Python: Prime numbers and the in range()

Question

I am learning python and was looking at this problem: Python - Prime Number exercise Here are my questions: When n=2, the range will be (2,n), in the other words the range is between 2 and 2-1=1.

   for x in range(2, n):
      if n % x == 0:
        print("{} equals {} x {}".format(n, x, n // x))
        return False
   else:
      print(n, "is a prime number")
      return True

a. Will it be 2%2?

b. If the number is even, it will print

A equals B x C

will the loop break once the condition is true or it will finish the loop?

c. is the else outside the loop? what if statement does it correspond? (i know it is the if n % x == 0:) but howcome it is seems like it is outside the loop? I tried to run it, and understand, but then I got confused.

Answer 1

for .. else confusion

You seem to be confused by else which is part of the for loop.

You are not the only one.

In Python, for loop might have at the end else section, which is executed after all the loops are finished, unless there was break statement. Yes, it is not very intuitive.

So you shall read the else section as last part of the for loop.

def looptest(loops=5):
    for i in range(loops):
        print "i", i
        if i == 3:
            print "in if"
            return
    else:    
        print "in else of the loop"

and try it for loops == 5:

>>> looptest(5)
i 0
i 1
i 2
i 3
in if

For number of loops 2 we do not expect return, we shall run through else of the loop:

>>> looptest(2)
i 0
i 1
in else of the loop

Note, that return must be within function, trying return on console would result in error.

range(2, 2) == []

Trying on Python console:

>>> range(2, 2)
[]

return

return ends up current function or run in the whole module. So after return, no further code in the same part of your code is executed (with exceptions like try, finally, context managers etc, but this is not relevant to your code).

Answer 2

Take a look at this function:

def isPrime(n):
    for i in range(2, int(n**0.5) + 1):
        if n % i ==0:
            return False
    return True

Iterating through every possible option isn't necessarily the best option; keep in mind the range will never be more than the square root of the number.

Also worth noting, your output will only print the first set of factors.

Answer 3

a. No. range(2,2)is an empty set in Python.

b. As soon as the condition is true, the function that contains the loop will return, and the loop will not finish. That's because the return call is one level down from the if statement.

c. I'm pretty sure you want the else to correspond with the for. Python's got this for...else syntax that executes the content of the else clause if the for loop terminates normally (i.e. without a break).

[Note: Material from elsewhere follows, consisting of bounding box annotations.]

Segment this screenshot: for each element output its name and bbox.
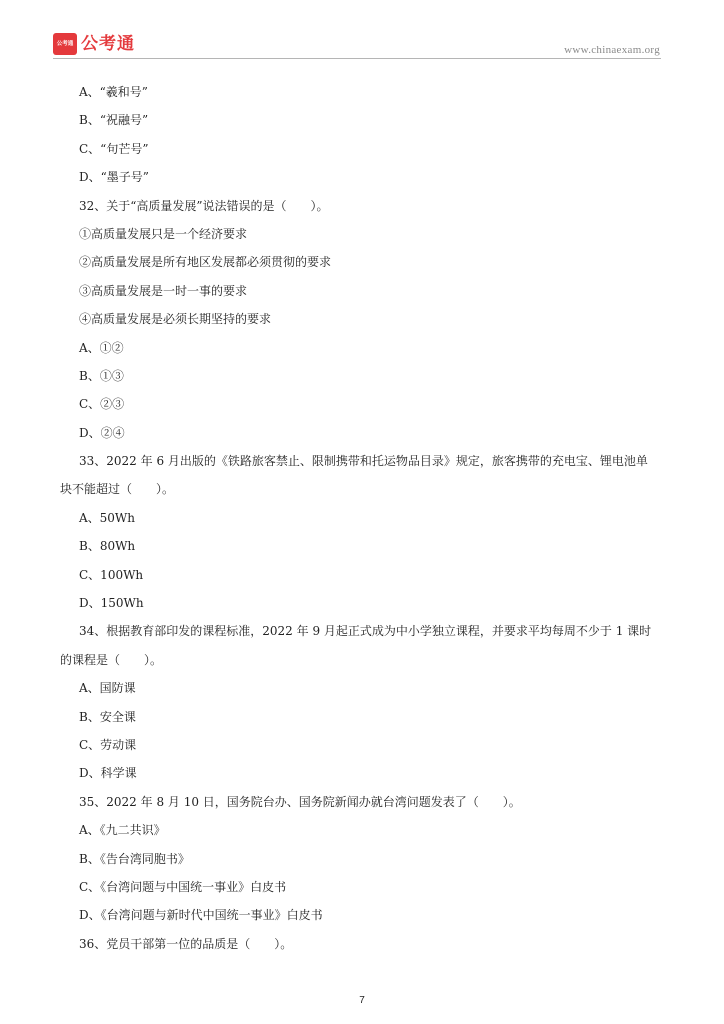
question-text: ③高质量发展是一时一事的要求 <box>79 283 248 298</box>
answer-option: C、②③ <box>79 397 125 412</box>
logo <box>53 33 135 55</box>
answer-option: B、安全课 <box>79 709 136 724</box>
question-text: 35、2022 年 8 月 10 日，国务院台办、国务院新闻办就台湾问题发表了（ ）。 <box>79 794 521 809</box>
page-header <box>0 0 724 60</box>
answer-option: B、“祝融号” <box>79 113 149 128</box>
answer-option: C、100Wh <box>79 567 144 582</box>
question-text: ①高质量发展只是一个经济要求 <box>79 226 248 241</box>
answer-option: A、“羲和号” <box>79 85 148 99</box>
logo-text: 公考通 <box>81 34 135 54</box>
question-text-continuation: 的课程是（ ）。 <box>60 652 163 667</box>
answer-option: D、“墨子号” <box>79 170 149 185</box>
answer-option: D、②④ <box>79 425 125 440</box>
question-text: 34、根据教育部印发的课程标准，2022 年 9 月起正式成为中小学独立课程，并要求平均每周不少于 1 课时 <box>79 624 652 639</box>
answer-option: A、《九二共识》 <box>79 823 166 838</box>
answer-option: D、《台湾问题与新时代中国统一事业》白皮书 <box>79 908 323 923</box>
question-text-continuation: 块不能超过（ ）。 <box>60 482 175 497</box>
answer-option: A、50Wh <box>79 510 135 525</box>
answer-option: B、①③ <box>79 368 124 383</box>
page-number: 7 <box>359 995 365 1006</box>
answer-option: C、劳动课 <box>79 737 137 752</box>
logo-badge: 公考通 <box>53 33 77 55</box>
answer-option: C、《台湾问题与中国统一事业》白皮书 <box>79 879 287 894</box>
question-text: 32、关于“高质量发展”说法错误的是（ ）。 <box>79 198 329 213</box>
question-text: ②高质量发展是所有地区发展都必须贯彻的要求 <box>79 255 332 270</box>
answer-option: B、80Wh <box>79 539 136 554</box>
answer-option: C、“句芒号” <box>79 141 149 156</box>
question-text: ④高质量发展是必须长期坚持的要求 <box>79 312 272 327</box>
answer-option: A、①② <box>79 340 124 355</box>
document-body <box>60 78 664 958</box>
answer-option: A、国防课 <box>79 681 136 696</box>
header-divider <box>53 58 661 59</box>
question-text: 33、2022 年 6 月出版的《铁路旅客禁止、限制携带和托运物品目录》规定，旅客携带的充电宝、锂电池单 <box>79 454 648 469</box>
answer-option: D、150Wh <box>79 596 144 611</box>
site-url: www.chinaexam.org <box>564 44 660 56</box>
answer-option: D、科学课 <box>79 766 137 781</box>
answer-option: B、《告台湾同胞书》 <box>79 851 190 866</box>
question-text: 36、党员干部第一位的品质是（ ）。 <box>79 936 293 951</box>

In other words, I think you want this:

for x in range(2, n):
        if n % x == 0:
            print("{} equals {} x {}".format(n, x, n // x))
            return False
else:
     print(n, "is a prime number")
     return True

EDIT:

Sure, I can explain the whole loop. The idea is this: for each number between two and n, check if that number is a factor of x. If it is, then n isn't prime, and we kill the loop. However, if we make it all the way to the end of the loop, we know that n is prime, because it has no factors between 2 and n. The else clause then kicks in, and prints that the number is prime.